No conto/ensaio “Epifania, provas, erotismo, corpo-sim, corpo-não”, parte de Ó, livro do Nuno Ramos, se manifesta em relação ao erotismo um dos simbolismos que o filósofo Gaston Bachelard identifica em A Psicanálise do Fogo. Em ambos, o nosso conhecimento sobre esse elemental tem um precedente no saber sobre o nosso físico. No primeiro, lemos:
O encaixe lubrificado dos órgãos sexuais parece ser o centro de um labirinto em que nada é alheio a nada, em que a toda curva corresponde uma outra, em que uma regência minuciosa e universal de cada detalhe nos surpreende enquanto gememos.

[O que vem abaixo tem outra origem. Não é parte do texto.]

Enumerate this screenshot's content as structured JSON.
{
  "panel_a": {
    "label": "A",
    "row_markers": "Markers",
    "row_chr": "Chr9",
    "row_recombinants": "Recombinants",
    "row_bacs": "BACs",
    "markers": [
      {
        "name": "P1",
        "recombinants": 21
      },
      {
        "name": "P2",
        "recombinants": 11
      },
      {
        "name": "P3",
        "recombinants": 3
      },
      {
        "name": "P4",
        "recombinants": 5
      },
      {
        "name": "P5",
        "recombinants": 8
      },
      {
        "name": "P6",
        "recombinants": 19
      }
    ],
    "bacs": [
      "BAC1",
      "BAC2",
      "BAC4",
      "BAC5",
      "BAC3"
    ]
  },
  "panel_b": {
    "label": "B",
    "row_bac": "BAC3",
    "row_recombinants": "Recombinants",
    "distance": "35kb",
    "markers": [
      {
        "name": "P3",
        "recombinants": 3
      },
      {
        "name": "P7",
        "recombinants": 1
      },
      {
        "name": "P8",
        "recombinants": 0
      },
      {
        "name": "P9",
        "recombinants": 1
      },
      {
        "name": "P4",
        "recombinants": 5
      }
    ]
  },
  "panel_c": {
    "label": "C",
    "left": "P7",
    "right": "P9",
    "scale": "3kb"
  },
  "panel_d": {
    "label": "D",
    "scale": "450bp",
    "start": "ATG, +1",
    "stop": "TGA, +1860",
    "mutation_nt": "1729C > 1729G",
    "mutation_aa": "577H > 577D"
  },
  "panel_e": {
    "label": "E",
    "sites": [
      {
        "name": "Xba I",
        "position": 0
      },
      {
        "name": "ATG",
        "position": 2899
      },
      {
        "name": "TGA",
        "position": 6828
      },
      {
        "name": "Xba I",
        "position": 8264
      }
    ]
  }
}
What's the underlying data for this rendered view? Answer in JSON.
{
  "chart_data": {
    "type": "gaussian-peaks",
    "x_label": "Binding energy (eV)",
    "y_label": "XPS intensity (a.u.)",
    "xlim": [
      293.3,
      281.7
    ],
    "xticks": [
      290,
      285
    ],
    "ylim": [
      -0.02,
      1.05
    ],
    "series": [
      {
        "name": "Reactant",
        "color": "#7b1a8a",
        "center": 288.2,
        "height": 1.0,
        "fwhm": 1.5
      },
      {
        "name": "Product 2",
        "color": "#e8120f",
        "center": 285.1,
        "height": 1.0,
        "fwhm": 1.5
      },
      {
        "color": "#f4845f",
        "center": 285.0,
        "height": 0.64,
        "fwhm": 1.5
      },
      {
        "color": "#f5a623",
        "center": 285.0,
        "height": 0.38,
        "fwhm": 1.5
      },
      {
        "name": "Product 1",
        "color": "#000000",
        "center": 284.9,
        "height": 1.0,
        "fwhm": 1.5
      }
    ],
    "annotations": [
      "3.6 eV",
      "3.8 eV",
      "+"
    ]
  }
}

Gememos porque experimentamos em nossa própria pele o mecanismo sutil que dá forma ao fogo, costurando sua crista ao líquido e ao gelo, que esfarela a pétala para cobri-la de escamas, que faz do pé uma sandália, dos olhos uma pálpebra, como se estojos poliédricos agasalhassem cristais incongruentes (nossas lágrimas, por exemplo). [p. 116]

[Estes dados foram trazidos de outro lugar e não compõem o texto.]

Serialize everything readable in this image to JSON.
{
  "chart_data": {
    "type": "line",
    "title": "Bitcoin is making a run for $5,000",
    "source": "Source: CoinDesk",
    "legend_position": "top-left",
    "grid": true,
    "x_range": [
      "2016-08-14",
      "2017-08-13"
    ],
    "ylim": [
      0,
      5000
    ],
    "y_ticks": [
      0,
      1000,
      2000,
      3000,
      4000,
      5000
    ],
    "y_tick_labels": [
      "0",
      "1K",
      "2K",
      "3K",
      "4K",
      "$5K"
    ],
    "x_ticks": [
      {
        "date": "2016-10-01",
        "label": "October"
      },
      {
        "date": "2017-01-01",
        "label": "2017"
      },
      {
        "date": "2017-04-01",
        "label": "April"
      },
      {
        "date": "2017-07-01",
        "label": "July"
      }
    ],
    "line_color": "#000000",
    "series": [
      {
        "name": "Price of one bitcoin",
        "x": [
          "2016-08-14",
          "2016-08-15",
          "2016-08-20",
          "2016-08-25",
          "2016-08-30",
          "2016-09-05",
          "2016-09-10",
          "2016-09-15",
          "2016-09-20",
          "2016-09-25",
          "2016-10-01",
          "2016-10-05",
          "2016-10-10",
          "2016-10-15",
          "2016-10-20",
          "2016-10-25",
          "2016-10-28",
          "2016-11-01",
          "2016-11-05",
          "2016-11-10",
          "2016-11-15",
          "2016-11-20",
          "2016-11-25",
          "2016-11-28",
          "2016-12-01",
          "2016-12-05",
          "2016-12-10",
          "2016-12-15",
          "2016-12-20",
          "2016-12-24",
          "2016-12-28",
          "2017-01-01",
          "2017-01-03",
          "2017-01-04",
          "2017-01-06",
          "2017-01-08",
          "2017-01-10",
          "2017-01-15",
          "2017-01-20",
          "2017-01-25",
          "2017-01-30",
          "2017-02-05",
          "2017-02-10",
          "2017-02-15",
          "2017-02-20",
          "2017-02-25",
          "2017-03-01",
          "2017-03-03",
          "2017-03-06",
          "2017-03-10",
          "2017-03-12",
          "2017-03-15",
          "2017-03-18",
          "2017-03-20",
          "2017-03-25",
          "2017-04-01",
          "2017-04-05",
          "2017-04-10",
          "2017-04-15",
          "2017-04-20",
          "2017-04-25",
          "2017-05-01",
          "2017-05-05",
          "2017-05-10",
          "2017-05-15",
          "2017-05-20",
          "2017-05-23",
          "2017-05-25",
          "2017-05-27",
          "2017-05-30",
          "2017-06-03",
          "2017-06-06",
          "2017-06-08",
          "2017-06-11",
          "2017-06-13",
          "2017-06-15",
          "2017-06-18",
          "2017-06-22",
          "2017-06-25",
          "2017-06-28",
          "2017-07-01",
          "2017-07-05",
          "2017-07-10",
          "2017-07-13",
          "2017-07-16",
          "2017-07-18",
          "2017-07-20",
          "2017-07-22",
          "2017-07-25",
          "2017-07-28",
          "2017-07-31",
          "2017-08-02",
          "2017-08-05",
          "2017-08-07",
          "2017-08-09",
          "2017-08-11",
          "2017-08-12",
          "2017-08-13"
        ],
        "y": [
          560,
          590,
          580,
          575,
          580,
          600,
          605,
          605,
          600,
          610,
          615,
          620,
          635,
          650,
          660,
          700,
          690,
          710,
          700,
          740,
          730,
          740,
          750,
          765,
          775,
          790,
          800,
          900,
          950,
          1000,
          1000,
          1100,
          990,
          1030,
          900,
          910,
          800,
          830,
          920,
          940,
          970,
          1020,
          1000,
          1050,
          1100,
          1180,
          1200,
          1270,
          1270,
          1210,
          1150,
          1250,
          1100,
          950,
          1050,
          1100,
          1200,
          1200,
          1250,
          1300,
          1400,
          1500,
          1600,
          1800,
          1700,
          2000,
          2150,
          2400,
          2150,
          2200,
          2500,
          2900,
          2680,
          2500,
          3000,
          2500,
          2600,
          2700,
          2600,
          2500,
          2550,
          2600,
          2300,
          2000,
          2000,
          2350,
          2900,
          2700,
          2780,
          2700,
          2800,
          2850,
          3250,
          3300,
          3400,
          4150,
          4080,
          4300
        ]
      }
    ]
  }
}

Nuno Ramos se refere ao “mecanismo sutil que dá forma ao fogo”, presente “na nossa própria pele”. E é nessa identificação entre corpo e comburente que Bachelard encontra nosso entendimento ancestral do que é o fogo:
In the first place it must be recognized that rubbing is a highly sexualized experience. Merely by glancing through the psychological documents amassed by classical psychoanalysis one will have no difficulty in convincing oneself of this fact. Secondly, one need only make a systematic study of the items of information gained by a special psychoanalysis of the impressions pertaining to heat, to be convinced that the objective attempt to produce fire by rubbing is suggested by entirely intimate experiences. In any case, it is in this direction that the circuit between the phenomenon of fire and its reproduction is the shortest. The love act is the first scientific hypothesis about the objective reproduction of fire. Prometheus is a vigorous lover rather than an intelligent philosopher, and the vengeance of the gods is the vengeance of the jealous husband. [p. 13-14]
Nesse momento de A Psicanálise do Fogo, Bachelard investiga qual a relação de um homem primitivo ideal em relação ao fogo, desde os desencadeados pelo acaso até os criados por esses humanos. Como lhes teria ocorrido a ideia de produzir o que lhes pareceria tão transcendente e irregular? A ideia, para o filósofo, surgiria dessa relação que temos com nossa carne: com a fricção, com o gesto repetido, geramos calor em nós mesmos. É assim que “o ato de amor é a primeira hipótese científica no que se refere à reprodução do fogo”, é assim que Prometeu, em vez de ladrão astuto, é um “amante vigoroso” — pois se transfere isso que aprendemos no prazer à manipulação da natureza.